Rodeira de Sandália

- Vó! Judinha tá me batendo!

- Deixa disso! Solta ele, Judinha.

- Me solta...Vovó, vem aqui soltar ela...

- Ele que fica só me mordendo, vó!

Brigava o dia todo com ela. “Oh, meninos capeta”. Jogava água no rosto dele quando estava dormindo. Colocava água no seu café. Colava chiclete no dever de casa.

- Eu te odeio, Judinha!

E ela ria, como se ganhasse um presente.

- Odeia nada, Zico!

A vó reclamava:

- Vai brincar na rua. Fica só enfurnados dentro de casa.

- A gente pode ir na praça, então?

- Pode. Cuidado na hora de atravessar a rua. E volta logo. A comida já quase pronta

- Onde a senhora colocou minha bolsinha de dinheiro?

- Não sei, menina, vê lá nas suas coisas. Pára de me atrapalhar.

- Diacho! Vovó não tem paciência com nada.

- Sua mãe já está quase chegando, viu! Se demorar é com ela que você vai se acertar.

- Vamos logo!

- Sai pelos fundos. Não vai fazer piseiro na sala.

O dia bem quente, Janeiro era assim. Cigarras já gritavam no pátio do Colégio São Pedro. O céu azul, não via uma nuvem. Só uma sensação do espaço está se mexendo com calor do sol.

- Zico, sabia que no mundo tem mais pobre do que rico?

- Chata, só fala bobagem !

- Não falo!

- Vó disse.

- Ela falou que não me entende. É diferente.

- Então. Ela acha você burra!

- Não foi eu que repeti de ano.

- É porque eu faltava muito na escola.
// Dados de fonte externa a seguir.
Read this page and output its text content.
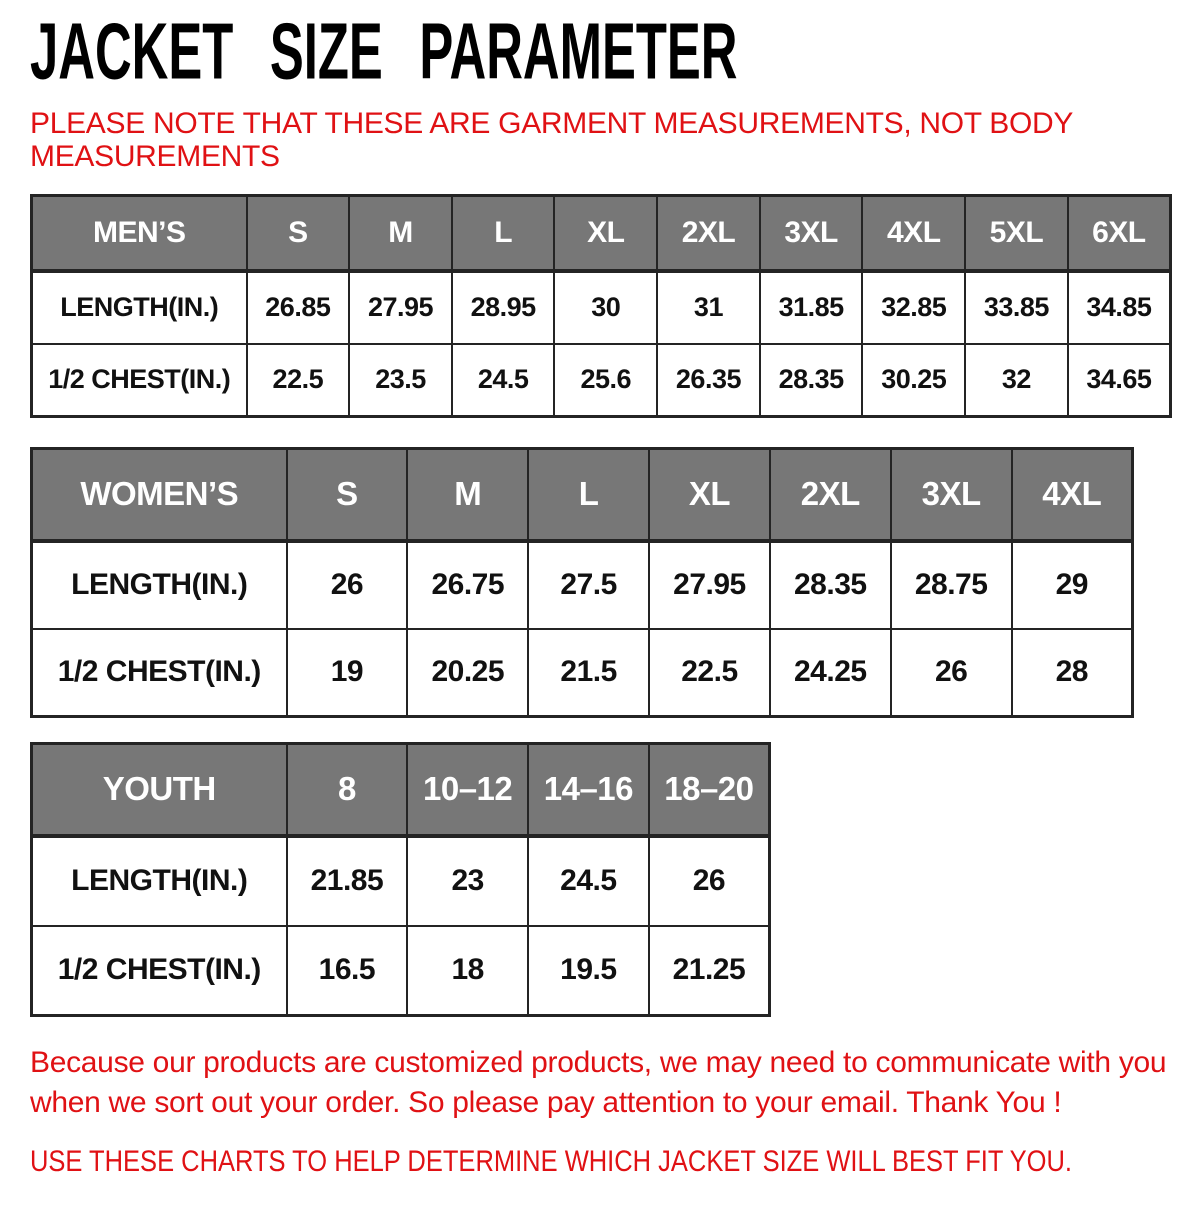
JACKET SIZE PARAMETER
PLEASE NOTE THAT THESE ARE GARMENT MEASUREMENTS, NOT BODY
MEASUREMENTS
MEN’S	S	M	L	XL	2XL	3XL	4XL	5XL	6XL
LENGTH(IN.)	26.85	27.95	28.95	30	31	31.85	32.85	33.85	34.85
1/2 CHEST(IN.)	22.5	23.5	24.5	25.6	26.35	28.35	30.25	32	34.65
WOMEN’S	S	M	L	XL	2XL	3XL	4XL
LENGTH(IN.)	26	26.75	27.5	27.95	28.35	28.75	29
1/2 CHEST(IN.)	19	20.25	21.5	22.5	24.25	26	28
YOUTH	8	10–12	14–16	18–20
LENGTH(IN.)	21.85	23	24.5	26
1/2 CHEST(IN.)	16.5	18	19.5	21.25
Because our products are customized products, we may need to communicate with you
when we sort out your order. So please pay attention to your email. Thank You !
USE THESE CHARTS TO HELP DETERMINE WHICH JACKET SIZE WILL BEST FIT YOU.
Só por isso.

- Bem feito, quem mandou não gostar de estudar.

- Eu gosto, só tenho medo da professora.

- Você ainda é muito bobo, nem parece menino

- Toma isso aqui !

- Não me belisque, seu nojento!

E os dois desciam a Rua Jacarandá. Um do lado do outro, falando de tudo que via. Encontrou o pai no bar da esquina.

- Volta!

- A gente só vai ali.

- Volta, agora!

- Só vamos comprar picolé...

- Onde é?

- No seu Isaac. Vovó deixou a gente ir.

- Tem que pedir é pra mim, entederam?

- Tá

- Vai, mas não demora.

O pai virava as costas. Os dois desciam em direção à feira. Estava de férias

E tudo parecia maior, sem preocupação. A rua era de pedra. Uma descida íngreme cheia de curvas. Em um dos lados, muitos comércios. No outro, casas simples, intercaladas com terrenos vazios, cercados de madeiras. A maioria envelhecidas e capengas. Na parte de baixo, pra passar o outro lado da cidade, uns troncos dos grandes, bem atravessando a barroca. Lá em baixo, água corrente. Mistura de esgoto e corredeira que vazava do açude de seu Miro Martelo.
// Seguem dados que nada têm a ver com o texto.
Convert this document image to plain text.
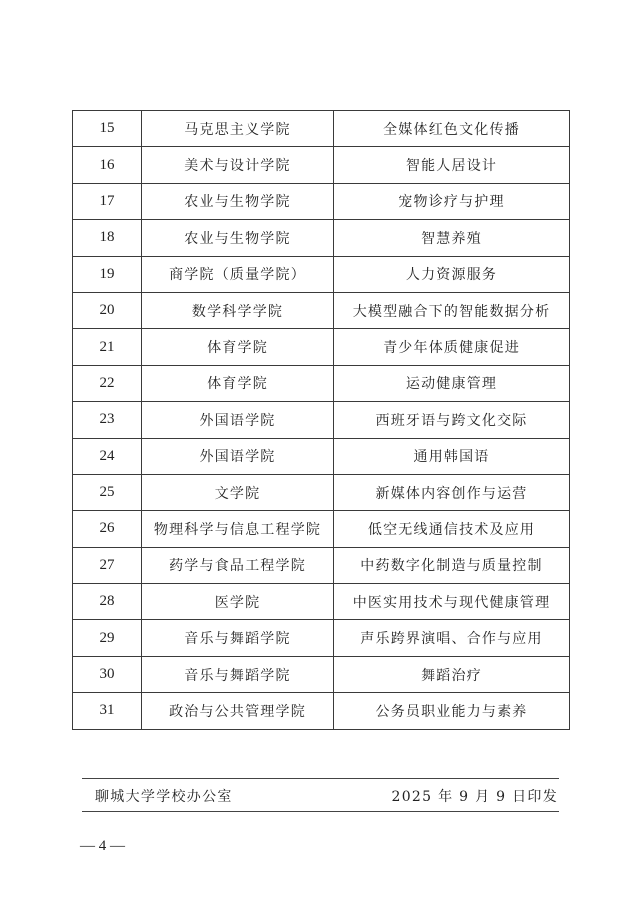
15	马克思主义学院	全媒体红色文化传播
16	美术与设计学院	智能人居设计
17	农业与生物学院	宠物诊疗与护理
18	农业与生物学院	智慧养殖
19	商学院（质量学院）	人力资源服务
20	数学科学学院	大模型融合下的智能数据分析
21	体育学院	青少年体质健康促进
22	体育学院	运动健康管理
23	外国语学院	西班牙语与跨文化交际
24	外国语学院	通用韩国语
25	文学院	新媒体内容创作与运营
26	物理科学与信息工程学院	低空无线通信技术及应用
27	药学与食品工程学院	中药数字化制造与质量控制
28	医学院	中医实用技术与现代健康管理
29	音乐与舞蹈学院	声乐跨界演唱、合作与应用
30	音乐与舞蹈学院	舞蹈治疗
31	政治与公共管理学院	公务员职业能力与素养
聊城大学学校办公室	2025 年 9 月 9 日印发
— 4 —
- Consegue passar de olho fechado?

- Se você fizer isso eu vou contar pro meu pai.

- Medroso!

- Eu só não quero morrer. Viu a altura desse buraco?

- Zico é medroso! Zico é medroso! Zico é medroso!
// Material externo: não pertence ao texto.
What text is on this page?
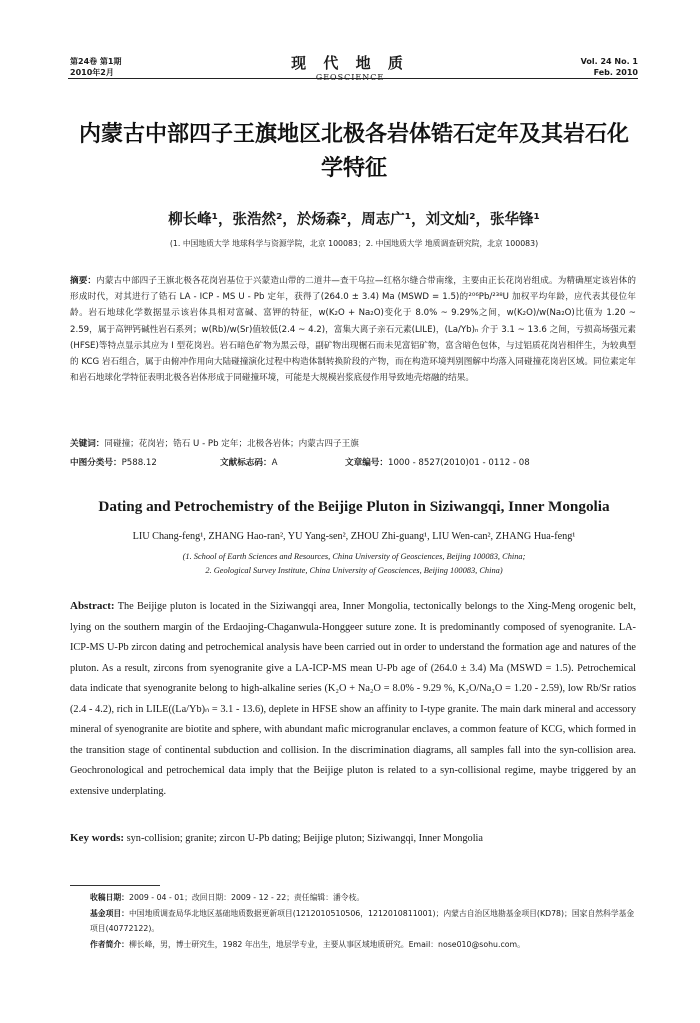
第24卷 第1期
2010年2月
现 代 地 质
GEOSCIENCE
Vol. 24 No. 1
Feb. 2010
内蒙古中部四子王旗地区北极各岩体锆石定年及其岩石化学特征
柳长峰¹，张浩然²，於炀森²，周志广¹，刘文灿²，张华锋¹
(1. 中国地质大学 地球科学与资源学院，北京 100083；2. 中国地质大学 地质调查研究院，北京 100083)
摘要：内蒙古中部四子王旗北极各花岗岩基位于兴蒙造山带的二道井—查干乌拉—红格尔缝合带南缘，主要由正长花岗岩组成。为精确厘定该岩体的形成时代，对其进行了锆石 LA - ICP - MS U - Pb 定年，获得了(264.0 ± 3.4) Ma (MSWD = 1.5)的²⁰⁶Pb/²³⁸U 加权平均年龄，应代表其侵位年龄。岩石地球化学数据显示该岩体具相对富碱、富钾的特征，w(K₂O + Na₂O)变化于 8.0% ~ 9.29%之间，w(K₂O)/w(Na₂O)比值为 1.20 ~ 2.59，属于高钾钙碱性岩石系列；w(Rb)/w(Sr)值较低(2.4 ~ 4.2)，富集大离子亲石元素(LILE)，(La/Yb)ₙ 介于 3.1 ~ 13.6 之间，亏损高场强元素(HFSE)等特点显示其应为 I 型花岗岩。岩石暗色矿物为黑云母，副矿物出现榍石而未见富铝矿物，富含暗色包体，与过铝质花岗岩相伴生，为较典型的 KCG 岩石组合，属于由俯冲作用向大陆碰撞演化过程中构造体制转换阶段的产物，而在构造环境判别图解中均落入同碰撞花岗岩区域。同位素定年和岩石地球化学特征表明北极各岩体形成于同碰撞环境，可能是大规模岩浆底侵作用导致地壳熔融的结果。
关键词：同碰撞；花岗岩；锆石 U - Pb 定年；北极各岩体；内蒙古四子王旗
中图分类号：P588.12	文献标志码：A	文章编号：1000 - 8527(2010)01 - 0112 - 08
Dating and Petrochemistry of the Beijige Pluton in Siziwangqi, Inner Mongolia
LIU Chang-feng¹, ZHANG Hao-ran², YU Yang-sen², ZHOU Zhi-guang¹, LIU Wen-can², ZHANG Hua-feng¹
(1. School of Earth Sciences and Resources, China University of Geosciences, Beijing 100083, China;
2. Geological Survey Institute, China University of Geosciences, Beijing 100083, China)
Abstract: The Beijige pluton is located in the Siziwangqi area, Inner Mongolia, tectonically belongs to the Xing-Meng orogenic belt, lying on the southern margin of the Erdaojing-Chaganwula-Honggeer suture zone. It is predominantly composed of syenogranite. LA-ICP-MS U-Pb zircon dating and petrochemical analysis have been carried out in order to understand the formation age and natures of the pluton. As a result, zircons from syenogranite give a LA-ICP-MS mean U-Pb age of (264.0 ± 3.4) Ma (MSWD = 1.5). Petrochemical data indicate that syenogranite belong to high-alkaline series (K₂O + Na₂O = 8.0% - 9.29 %, K₂O/Na₂O = 1.20 - 2.59), low Rb/Sr ratios (2.4 - 4.2), rich in LILE((La/Yb)ₙ = 3.1 - 13.6), deplete in HFSE show an affinity to I-type granite. The main dark mineral and accessory mineral of syenogranite are biotite and sphere, with abundant mafic microgranular enclaves, a common feature of KCG, which formed in the transition stage of continental subduction and collision. In the discrimination diagrams, all samples fall into the syn-collision area. Geochronological and petrochemical data imply that the Beijige pluton is related to a syn-collisional regime, maybe triggered by an extensive underplating.
Key words: syn-collision; granite; zircon U-Pb dating; Beijige pluton; Siziwangqi, Inner Mongolia

收稿日期：2009 - 04 - 01；改回日期：2009 - 12 - 22；责任编辑：潘令枝。

基金项目：中国地质调查局华北地区基础地质数据更新项目(1212010510506，1212010811001)；内蒙古自治区地勘基金项目(KD78)；国家自然科学基金项目(40772122)。

作者简介：柳长峰，男，博士研究生，1982 年出生，地层学专业，主要从事区域地质研究。Email：nose010@sohu.com。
- Se você continuar eu volto pra casa. E não vou com você.

Os dois andaram toda a Rua dos coqueiros sem se falar. Um perto do outro, sem se olhar. Bem perto da sorveteria, no começo da praça da bandeira.

- Zico, por que a vovó não me entende?

- Não sei.

- acha que falo diferente?

- Fala sim. Quer falar igual o Professor Gerson

- Não falo.

- Fala sim, quer ser inteligente igual ele.

- Mentiroso!

- Por isso que ela não te entende.

- Para de encostar em mim quando anda.

- Não estou fazendo isso.

- Atrapalha eu andar....

- Besta

- Quanto dinheiro ainda tem..

- Já acabou quase tudo.

- Não devia ter vendido a bicicleta.

- Não gostava mais dela.

- Foi Tio Tonho que deu

- Ah, ele já morreu mesmo.

- É pecado falar assim. Agora não tem bicleta e nem dinheiro.

- Bem que muitas vezes você encheu sua barriga.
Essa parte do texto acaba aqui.